Bass Signs Shays-Meehan Bill

in Avishay Artsy, New Hampshire, Spring 2002 Newswire
January 24th, 2002

By Avishay Artsy

WASHINGTON, Jan. 24–In a boost for campaign finance reform, Rep. Charles Bass, R-N.H., yesterday signed a discharge petition that will force a House vote on the Shays-Meehan Bipartisan Campaign Reform Act.

House Speaker Dennis Hastert’s refusal to bring the issue to the floor influenced Bass’s decision to sign the petition, a Bass spokeswoman said.
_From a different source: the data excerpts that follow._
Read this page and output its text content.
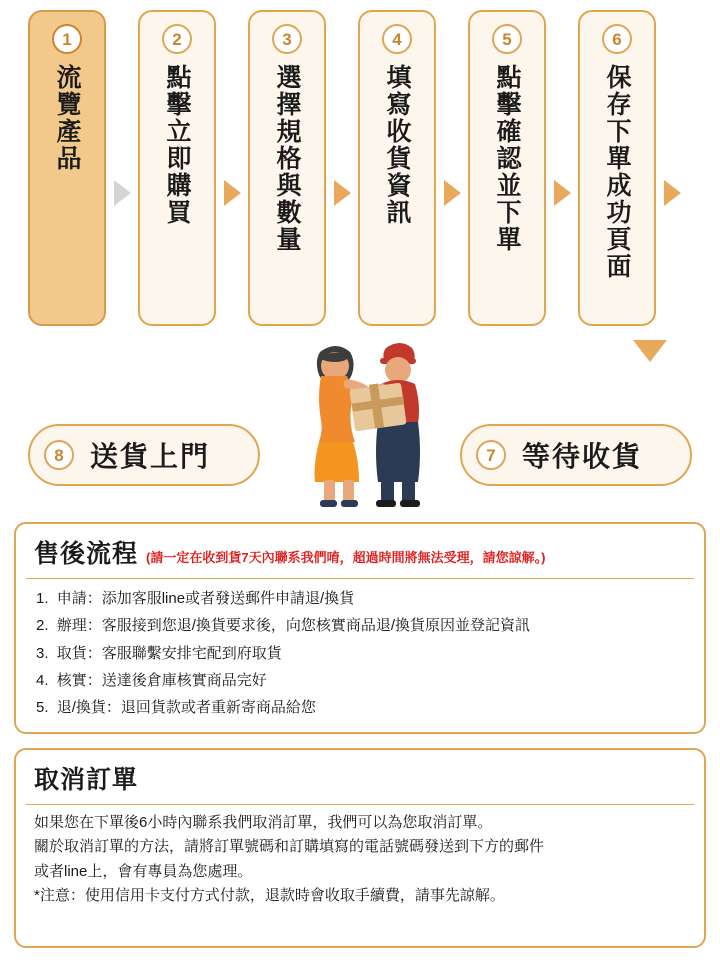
1
流覽產品
2
點擊立即購買
3
選擇規格與數量
4
填寫收貨資訊
5
點擊確認並下單
6
保存下單成功頁面
8 送貨上門	7 等待收貨
售後流程 (請一定在收到貨7天內聯系我們唷，超過時間將無法受理，請您諒解。)
1. 申請：添加客服line或者發送郵件申請退/換貨
2. 辦理：客服接到您退/換貨要求後，向您核實商品退/換貨原因並登記資訊
3. 取貨：客服聯繫安排宅配到府取貨
4. 核實：送達後倉庫核實商品完好
5. 退/換貨：退回貨款或者重新寄商品給您
取消訂單

如果您在下單後6小時內聯系我們取消訂單，我們可以為您取消訂單。

關於取消訂單的方法，請將訂單號碼和訂購填寫的電話號碼發送到下方的郵件

或者line上，會有專員為您處理。

*注意：使用信用卡支付方式付款，退款時會收取手續費，請事先諒解。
The discharge petition, which requires 218 signatures, an absolute majority of the House, will force the bill out of committee and to a House vote despite the House Republican leadership’s opposition.

Bass met several times over the past months with Hastert to try “to persuade him to bring the Shays-Meehan campaign finance reform bill to the floor for a fair vote, [but] unfortunately we were unable to reach agreement,” Bass said in a statement yesterday.

Bass agreed several months ago to sign the petition if, with his signature, it had enough signers to put it over the top. Until yesterday, the petition had 214 signatures.

Rep. Christopher Shays, R-CT, who launched the petition drive last summer, yesterday applauded the “extraordinary day” that he hoped would erase “the corrupting influence of big money on politics.”

Rep. Marty Meehan, D-Mass., hailed the victory but cautioned, “We’re moving into a new phase of what will be a long fight.”

After a private meeting with Hastert yesterday morning,. Bass and Tom Petri, R-WI, signed on. Later that day, Corinne Brown, D-FL, and Richard Neal, D-Mass., sealed the discharge petition with the final two required signatures.

Bass is one of only 20 Republicans who signed the petition.

At a press conference yesterday afternoon, House Minority Leader Dick Gephardt stressed the bipartisan effort that led to the success of the discharge petition. He called it “an important day for American democracy and the American people.”

Last month Gephardt traveled to New Hampshire’s First District to endorse Democratic hopeful Marta Fuller Clark for Representative. He stressed the importance of campaign finance reform in the coming congressional session, promising a bipartisan effort to erase what he characterized as “the corrupting influence” of unregulated “soft money” in politics.

The Enron hearings, which also began today, seemed to have a direct influence on the outcome of the campaign finance petition effort.

Bass participated yesterday morning in the House Energy and Commerce Committee hearing on the destruction of Enron-related documents by personnel of its account firm, and said that he was both “disturbed and alarmed” by the shredding of documents.

Nevertheless, Bass’s spokeswoman said that the Enron investigation had no influence on Bass’s decision to sign the discharge petition.

“I think it would have been difficult for Congressman Bass not to sign the discharge petition, having been a star supporter of campaign finance reform in the past,” said Mike Dennehy, a Republican National committee member from New Hampshire.

Once the bill is brought to a vote, Bass has said, he would vote for it in its current form, though some possible amendments might sway his vote. For example, his spokeswoman said, “he expressed some disappointment that the bill doesn’t entirely ban soft money.”